La arboleda perdida[1]
Por Rafael Alberti
En la ciudad gaditana del Puerto de Santa María, a la derecha de un camino,
bordeado de chumberas, que caminaba hasta salir al mar, llevando a cuestas el
nombre de un viejo matador de toros –Mazzantini--, había un melancólico
lugar de retamas blancas y amarillas llamado la Arboleda Perdida.
Todo era allí como un recuerdo: los pájaros rondando alrededor
de árboles ya idos, furiosos por cantar sobre ramas pretéritas;
el viento trajinando de una retama a otra, pidiendo largamente copas verdes
y altas que agitar para sentirse sonoro; las bocas, las manos y las frentes,
buscando donde sombrearse de frescura, de amoroso descanso.
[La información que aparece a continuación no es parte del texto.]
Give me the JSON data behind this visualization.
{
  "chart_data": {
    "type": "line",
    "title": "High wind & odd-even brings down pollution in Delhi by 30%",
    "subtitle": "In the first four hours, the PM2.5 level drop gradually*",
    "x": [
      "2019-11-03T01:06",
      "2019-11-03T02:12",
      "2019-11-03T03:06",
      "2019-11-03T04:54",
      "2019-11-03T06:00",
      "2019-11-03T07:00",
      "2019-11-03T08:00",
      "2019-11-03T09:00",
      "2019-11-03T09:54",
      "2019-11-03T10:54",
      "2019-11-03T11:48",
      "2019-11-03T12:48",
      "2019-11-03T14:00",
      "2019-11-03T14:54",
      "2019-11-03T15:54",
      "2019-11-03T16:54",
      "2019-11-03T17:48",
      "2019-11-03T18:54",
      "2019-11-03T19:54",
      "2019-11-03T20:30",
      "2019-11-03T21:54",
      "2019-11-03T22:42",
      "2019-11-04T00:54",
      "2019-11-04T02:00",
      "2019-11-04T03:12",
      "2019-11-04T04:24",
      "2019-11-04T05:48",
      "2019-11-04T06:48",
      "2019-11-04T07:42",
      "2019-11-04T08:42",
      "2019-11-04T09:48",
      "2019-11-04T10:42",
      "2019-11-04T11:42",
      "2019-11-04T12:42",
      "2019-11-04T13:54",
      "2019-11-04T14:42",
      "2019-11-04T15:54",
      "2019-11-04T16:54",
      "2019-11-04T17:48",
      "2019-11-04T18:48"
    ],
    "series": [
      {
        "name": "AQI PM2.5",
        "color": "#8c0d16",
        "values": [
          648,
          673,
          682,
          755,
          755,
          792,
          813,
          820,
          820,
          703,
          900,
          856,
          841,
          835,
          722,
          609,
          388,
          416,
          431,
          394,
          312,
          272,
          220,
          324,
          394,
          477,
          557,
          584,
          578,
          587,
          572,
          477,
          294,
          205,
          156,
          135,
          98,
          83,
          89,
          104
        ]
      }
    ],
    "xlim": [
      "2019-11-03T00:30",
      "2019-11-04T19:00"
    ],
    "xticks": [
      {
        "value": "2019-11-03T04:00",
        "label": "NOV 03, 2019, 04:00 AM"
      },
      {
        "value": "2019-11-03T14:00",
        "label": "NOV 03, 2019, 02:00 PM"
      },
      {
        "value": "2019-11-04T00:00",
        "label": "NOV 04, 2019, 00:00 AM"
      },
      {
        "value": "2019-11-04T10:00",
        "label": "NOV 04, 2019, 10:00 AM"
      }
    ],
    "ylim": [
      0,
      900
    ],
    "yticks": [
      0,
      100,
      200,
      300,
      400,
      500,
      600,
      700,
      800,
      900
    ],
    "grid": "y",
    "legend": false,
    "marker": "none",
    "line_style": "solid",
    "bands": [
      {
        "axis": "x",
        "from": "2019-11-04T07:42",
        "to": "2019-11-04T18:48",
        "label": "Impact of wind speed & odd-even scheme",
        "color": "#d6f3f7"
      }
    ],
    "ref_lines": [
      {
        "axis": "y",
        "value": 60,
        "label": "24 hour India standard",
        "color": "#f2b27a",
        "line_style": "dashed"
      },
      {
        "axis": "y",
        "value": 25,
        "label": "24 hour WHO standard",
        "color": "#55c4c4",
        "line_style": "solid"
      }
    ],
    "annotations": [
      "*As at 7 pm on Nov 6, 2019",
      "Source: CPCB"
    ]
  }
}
Todo sonaba allí
a pasado, a viejo bosque sucedido. Hasta la luz caía como una memoria
de la luz, y nuestros juegos infantiles, durante las rabonas escolares, también
sonaban a perdidos en aquella arboleda.
Ahora, según me voy adentrando, haciéndome cada vez más
chico, más alejado punto por esa vía que va a dar al final, a
ese "golfo de sombra" que me espera tan sólo para cerrarse,
oigo detrás de mí los pasos, el avance callado, la inflexible
invasión de aquella como recordada arboleda perdida de mis años.
Entonces es cuando escucho con los ojos, miro con los oídos, dándome
vuelta al corazón con la cabeza, sin romper la obediente marcha. Pero
ella viene ahí, sigue avanzando noche y día, conquistando mis
huelas, mi goteado sueño, incorporándose desvanecida luz, finadas
sombras de gritos y palabras.
Cuando por fin, allá, concluido el instante de la última tierra,
cumplida su conquista, seamos uno en el hundirnos para siempre, preparado ese
golfo de oscuridad abierta, irremediable, quién sabe si a la derecha
de otro nuevo camino, que como aquél también caminará hacia
el mar, me tumbaré bajo retamas blancas y amarillas a recordar, a ser
ya todo yo la total arboleda perdida de mi sangre.
Y una larga memoria, de la que nunca nadie podrá tener noticia, errará
escrita por los aires, definitivamente extraviada, definitivamente perdida.